Puis ces sectes croyaient en un Dieu bien autrement élevé et intériorisé que le Dieu un peu frustre du Qoran. Les Ismaïliens se rattachaient à Ismaël qui était le fils de Djaafar. La mort prématurée d’ Ismaël jeta le trouble au sein de la communauté. Quelques partisans d’ Ismaël refusèrent de croire à sa mort et pensaient qui reviendrait un jour, fût-ce à la fin des siècles ; tous ceux des Ismaïliens qui ajoutèrent foi à ces propos, déclarèrent qu’il fallait attendre le retour d’Ismaël, et Ismaël ne revenant pas, ils en conclurent qu’il était le messie attendu, le Mahdi et qu’il n’y avait plus d’imam après lui. Les Ismaïliens de toute nuance étaient nombreux. Il y avait à la Mecque, à Medine, en Mésopotamie, en Syrie, et surtout naturellement en Iran puisque c'était une manière de rompre avec la tradition Mohammadienne.

A l’initié, l’Ismaïlisme offrait l’attrait et l’exaltation de la connaissance et de l’action secrète. On accédait à la connaissance au moyen de l’interprétation ésotérique  [4]. Un thème commun aux écrits religieux Ismaïliens est la recherche de la Vérité, vaine au début, puis culminant dans un moment d’illumination aveuglante. La religion Ismaïlienne atteint son apogée par la dynastie des Fatimides qui régnèrent en Afrique du Nord et en Egypte pendant deux siècles, de 909 à 1094. C’est à la suite de la mort du dernier calife Fatimide Al-Moustansir [5] que les Ismaïlites se divisent en deux grandes tendances : Les uns partisans de Mustowli  [6], leur Ismaïlisme est parfois appelé « l’ancienne prédication » ; les autres partisans de Nizar [7].

Tandis que les Moustowlien végétaient dans les avant-postes les plus reculés de l'Islam, leur rivaux les Nizarites entraient dans une période d'intense développement, du point de vue de la doctrine comme de l'action politique, et pendant un temps ils allaient jouer un rôle capital et étonnant dans les affaires de l'Islam.

Le monde Islamique connut une série d’invasion au XIeme siècle qui révéla son affaiblissement interne.
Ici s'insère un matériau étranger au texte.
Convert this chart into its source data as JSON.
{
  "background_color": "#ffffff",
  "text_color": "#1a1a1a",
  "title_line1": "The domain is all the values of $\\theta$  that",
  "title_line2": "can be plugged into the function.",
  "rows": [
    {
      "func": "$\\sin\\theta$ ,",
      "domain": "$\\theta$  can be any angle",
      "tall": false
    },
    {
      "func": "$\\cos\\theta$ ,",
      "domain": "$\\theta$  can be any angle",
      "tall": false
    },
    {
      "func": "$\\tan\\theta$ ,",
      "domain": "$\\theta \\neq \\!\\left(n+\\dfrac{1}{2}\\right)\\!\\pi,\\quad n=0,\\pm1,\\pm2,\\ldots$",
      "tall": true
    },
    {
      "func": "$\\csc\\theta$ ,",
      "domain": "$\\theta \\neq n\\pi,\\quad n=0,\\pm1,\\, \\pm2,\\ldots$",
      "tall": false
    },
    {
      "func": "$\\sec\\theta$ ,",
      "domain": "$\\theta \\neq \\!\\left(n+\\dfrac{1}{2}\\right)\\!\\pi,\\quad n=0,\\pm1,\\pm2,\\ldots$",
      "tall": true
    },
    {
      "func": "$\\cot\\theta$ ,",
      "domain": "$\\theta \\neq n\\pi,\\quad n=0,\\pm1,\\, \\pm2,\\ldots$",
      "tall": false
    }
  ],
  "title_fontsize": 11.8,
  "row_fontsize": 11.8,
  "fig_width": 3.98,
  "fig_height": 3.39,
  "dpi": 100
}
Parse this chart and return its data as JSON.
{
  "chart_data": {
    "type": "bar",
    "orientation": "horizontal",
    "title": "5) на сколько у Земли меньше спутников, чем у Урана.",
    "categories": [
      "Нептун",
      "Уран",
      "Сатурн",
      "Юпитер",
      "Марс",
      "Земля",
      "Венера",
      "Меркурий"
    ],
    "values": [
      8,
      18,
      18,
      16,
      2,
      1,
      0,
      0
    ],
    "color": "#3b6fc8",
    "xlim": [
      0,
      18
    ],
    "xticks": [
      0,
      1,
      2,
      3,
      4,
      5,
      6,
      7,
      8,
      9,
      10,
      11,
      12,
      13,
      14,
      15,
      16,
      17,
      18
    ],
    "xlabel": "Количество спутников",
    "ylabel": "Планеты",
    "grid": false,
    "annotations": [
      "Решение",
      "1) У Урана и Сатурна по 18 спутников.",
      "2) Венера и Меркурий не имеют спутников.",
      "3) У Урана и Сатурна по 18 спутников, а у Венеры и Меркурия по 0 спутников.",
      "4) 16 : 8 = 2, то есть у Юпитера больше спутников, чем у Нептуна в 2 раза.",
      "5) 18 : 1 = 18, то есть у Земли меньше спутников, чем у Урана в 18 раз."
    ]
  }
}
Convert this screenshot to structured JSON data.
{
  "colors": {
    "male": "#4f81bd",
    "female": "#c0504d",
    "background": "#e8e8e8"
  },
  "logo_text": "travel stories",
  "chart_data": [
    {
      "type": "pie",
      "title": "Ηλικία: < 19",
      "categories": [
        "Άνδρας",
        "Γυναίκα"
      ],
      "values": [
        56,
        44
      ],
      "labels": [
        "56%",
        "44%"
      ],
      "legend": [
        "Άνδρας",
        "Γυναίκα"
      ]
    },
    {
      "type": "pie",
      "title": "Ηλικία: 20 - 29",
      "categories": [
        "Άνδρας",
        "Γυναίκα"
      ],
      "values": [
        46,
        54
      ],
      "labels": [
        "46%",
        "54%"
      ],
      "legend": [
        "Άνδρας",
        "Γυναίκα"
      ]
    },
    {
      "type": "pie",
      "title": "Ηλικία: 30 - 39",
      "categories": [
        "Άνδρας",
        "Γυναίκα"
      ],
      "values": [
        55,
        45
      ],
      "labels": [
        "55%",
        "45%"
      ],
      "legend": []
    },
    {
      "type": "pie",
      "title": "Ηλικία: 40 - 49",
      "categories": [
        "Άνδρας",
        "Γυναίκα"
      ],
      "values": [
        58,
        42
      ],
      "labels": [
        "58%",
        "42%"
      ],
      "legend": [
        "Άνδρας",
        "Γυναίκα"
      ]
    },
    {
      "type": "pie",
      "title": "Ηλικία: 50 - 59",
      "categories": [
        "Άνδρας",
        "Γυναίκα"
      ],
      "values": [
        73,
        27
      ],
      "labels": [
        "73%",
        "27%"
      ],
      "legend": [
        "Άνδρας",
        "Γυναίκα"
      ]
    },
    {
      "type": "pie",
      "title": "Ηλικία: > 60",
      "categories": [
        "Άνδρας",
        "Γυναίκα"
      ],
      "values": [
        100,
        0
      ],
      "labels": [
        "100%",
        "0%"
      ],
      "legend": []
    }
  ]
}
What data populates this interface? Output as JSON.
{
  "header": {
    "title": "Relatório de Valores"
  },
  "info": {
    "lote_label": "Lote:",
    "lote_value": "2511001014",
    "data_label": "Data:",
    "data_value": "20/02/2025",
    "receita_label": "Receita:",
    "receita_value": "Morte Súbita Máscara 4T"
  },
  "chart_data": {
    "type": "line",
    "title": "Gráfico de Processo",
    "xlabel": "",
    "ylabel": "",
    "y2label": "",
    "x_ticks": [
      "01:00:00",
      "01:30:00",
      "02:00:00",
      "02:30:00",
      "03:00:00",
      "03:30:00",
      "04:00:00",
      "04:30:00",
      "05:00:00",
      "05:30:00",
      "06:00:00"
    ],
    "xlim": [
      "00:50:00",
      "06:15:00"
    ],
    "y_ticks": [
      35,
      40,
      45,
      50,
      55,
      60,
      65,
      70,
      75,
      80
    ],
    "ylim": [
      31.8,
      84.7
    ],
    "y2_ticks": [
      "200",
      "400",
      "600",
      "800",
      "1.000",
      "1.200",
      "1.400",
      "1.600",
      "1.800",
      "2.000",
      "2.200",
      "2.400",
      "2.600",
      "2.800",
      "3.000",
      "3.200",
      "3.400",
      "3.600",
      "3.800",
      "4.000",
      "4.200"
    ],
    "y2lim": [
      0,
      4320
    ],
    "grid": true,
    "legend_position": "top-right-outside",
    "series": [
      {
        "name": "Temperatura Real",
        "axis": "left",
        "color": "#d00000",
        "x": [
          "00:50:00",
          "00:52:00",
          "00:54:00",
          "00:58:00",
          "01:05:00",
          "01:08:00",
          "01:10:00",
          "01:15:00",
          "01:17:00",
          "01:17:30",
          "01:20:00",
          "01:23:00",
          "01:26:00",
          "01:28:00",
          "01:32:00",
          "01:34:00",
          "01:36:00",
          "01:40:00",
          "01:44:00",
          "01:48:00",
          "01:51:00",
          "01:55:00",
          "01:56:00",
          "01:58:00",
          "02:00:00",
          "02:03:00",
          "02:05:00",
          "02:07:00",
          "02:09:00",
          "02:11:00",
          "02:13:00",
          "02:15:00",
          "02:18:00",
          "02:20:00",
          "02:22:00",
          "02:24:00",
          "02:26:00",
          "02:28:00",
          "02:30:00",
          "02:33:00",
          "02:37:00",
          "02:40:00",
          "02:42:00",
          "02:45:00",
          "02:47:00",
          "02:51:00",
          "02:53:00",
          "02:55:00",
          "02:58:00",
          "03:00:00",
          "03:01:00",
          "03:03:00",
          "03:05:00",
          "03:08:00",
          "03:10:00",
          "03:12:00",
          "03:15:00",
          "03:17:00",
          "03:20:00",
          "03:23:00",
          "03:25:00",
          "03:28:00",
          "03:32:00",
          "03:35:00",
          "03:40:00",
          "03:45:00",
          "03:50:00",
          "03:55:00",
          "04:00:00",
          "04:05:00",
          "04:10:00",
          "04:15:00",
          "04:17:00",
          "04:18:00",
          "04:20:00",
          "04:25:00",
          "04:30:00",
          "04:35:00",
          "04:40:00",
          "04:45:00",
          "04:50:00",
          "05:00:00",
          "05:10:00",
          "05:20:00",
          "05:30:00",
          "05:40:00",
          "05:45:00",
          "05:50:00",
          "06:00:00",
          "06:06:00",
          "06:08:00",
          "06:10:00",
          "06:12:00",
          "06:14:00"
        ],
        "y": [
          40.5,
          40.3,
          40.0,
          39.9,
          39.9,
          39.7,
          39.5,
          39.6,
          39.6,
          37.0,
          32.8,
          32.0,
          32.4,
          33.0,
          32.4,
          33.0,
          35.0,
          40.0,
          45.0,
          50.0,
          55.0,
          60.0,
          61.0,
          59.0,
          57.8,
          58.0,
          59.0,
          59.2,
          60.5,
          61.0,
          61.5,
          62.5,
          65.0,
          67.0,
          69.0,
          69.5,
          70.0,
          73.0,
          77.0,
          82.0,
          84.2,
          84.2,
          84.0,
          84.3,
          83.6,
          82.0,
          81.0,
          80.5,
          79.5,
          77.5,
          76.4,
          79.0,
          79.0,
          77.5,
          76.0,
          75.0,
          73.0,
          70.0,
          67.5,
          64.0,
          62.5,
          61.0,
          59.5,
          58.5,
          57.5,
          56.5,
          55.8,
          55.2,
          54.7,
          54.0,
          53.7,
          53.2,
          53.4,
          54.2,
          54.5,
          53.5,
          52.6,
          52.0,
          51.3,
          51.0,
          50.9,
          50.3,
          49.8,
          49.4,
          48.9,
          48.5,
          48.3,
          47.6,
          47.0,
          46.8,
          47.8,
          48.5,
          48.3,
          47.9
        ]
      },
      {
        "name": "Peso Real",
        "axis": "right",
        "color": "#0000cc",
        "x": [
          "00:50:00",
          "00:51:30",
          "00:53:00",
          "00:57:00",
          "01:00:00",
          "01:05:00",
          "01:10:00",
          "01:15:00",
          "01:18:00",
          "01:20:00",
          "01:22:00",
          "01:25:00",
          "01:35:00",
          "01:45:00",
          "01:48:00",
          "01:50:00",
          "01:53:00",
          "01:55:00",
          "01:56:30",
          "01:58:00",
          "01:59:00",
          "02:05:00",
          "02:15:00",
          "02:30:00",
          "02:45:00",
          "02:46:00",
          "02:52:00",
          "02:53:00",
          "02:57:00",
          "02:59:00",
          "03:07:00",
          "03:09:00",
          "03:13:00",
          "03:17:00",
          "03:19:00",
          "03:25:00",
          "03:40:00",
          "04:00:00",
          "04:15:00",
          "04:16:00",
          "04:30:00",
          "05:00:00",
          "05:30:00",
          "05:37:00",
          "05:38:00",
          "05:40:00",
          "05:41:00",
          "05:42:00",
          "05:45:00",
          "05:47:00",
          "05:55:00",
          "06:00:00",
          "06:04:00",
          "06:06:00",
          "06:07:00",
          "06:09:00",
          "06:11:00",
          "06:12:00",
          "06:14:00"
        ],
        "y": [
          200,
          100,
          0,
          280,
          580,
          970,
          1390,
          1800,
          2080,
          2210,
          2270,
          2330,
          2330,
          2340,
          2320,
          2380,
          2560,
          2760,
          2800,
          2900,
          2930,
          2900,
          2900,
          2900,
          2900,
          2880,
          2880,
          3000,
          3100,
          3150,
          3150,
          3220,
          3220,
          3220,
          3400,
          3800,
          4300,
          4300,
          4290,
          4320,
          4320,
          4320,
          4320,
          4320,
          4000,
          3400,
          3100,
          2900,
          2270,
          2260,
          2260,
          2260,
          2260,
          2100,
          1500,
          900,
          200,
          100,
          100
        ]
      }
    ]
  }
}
La plus importante celle des Turcs Seldjoukides qui gouvernaient sur l’Iran et leur empire militaire s’étendait de l’Asie Centrale à la Méditerranée. Si la puissance militaire des Turcs garantit l’orthodoxie sunnite de toute remise en question sérieuse, elle n’empêcha pas d’autres méthodes d’oppositions de voir le jour. L’Ismaïlisme sous sa nouvelle forme, attira quant à lui les nombreux mécontents de l’Empire Seldjoukide par sa séduisante critique de l’orthodoxie, associée cette fois à une stratégie de la révolte inédite et efficace.

L'ancienne prédication de la secte se soldait par un échec, l'Empire Fatimide se mourrait. Une nouvelle prédication et de nouvelles méthodes devenant nécessaires. Le temps allait changer. Entre les mains d’un iranien de génie animé d’une double vocation mystique et politique, la religion Ismaïlienne allait devenir un instrument de vengeance contre les envahisseurs de l'Iran et l'expression d'une volonté de surhumanité qui devait pendant plus d'un siècle, faire trembler tout l'Orient. Cet homme se nommait Hassan Sabbah. L’histoire et la légende l’immortalisèrent sous le nom du Vieux de la Montagne.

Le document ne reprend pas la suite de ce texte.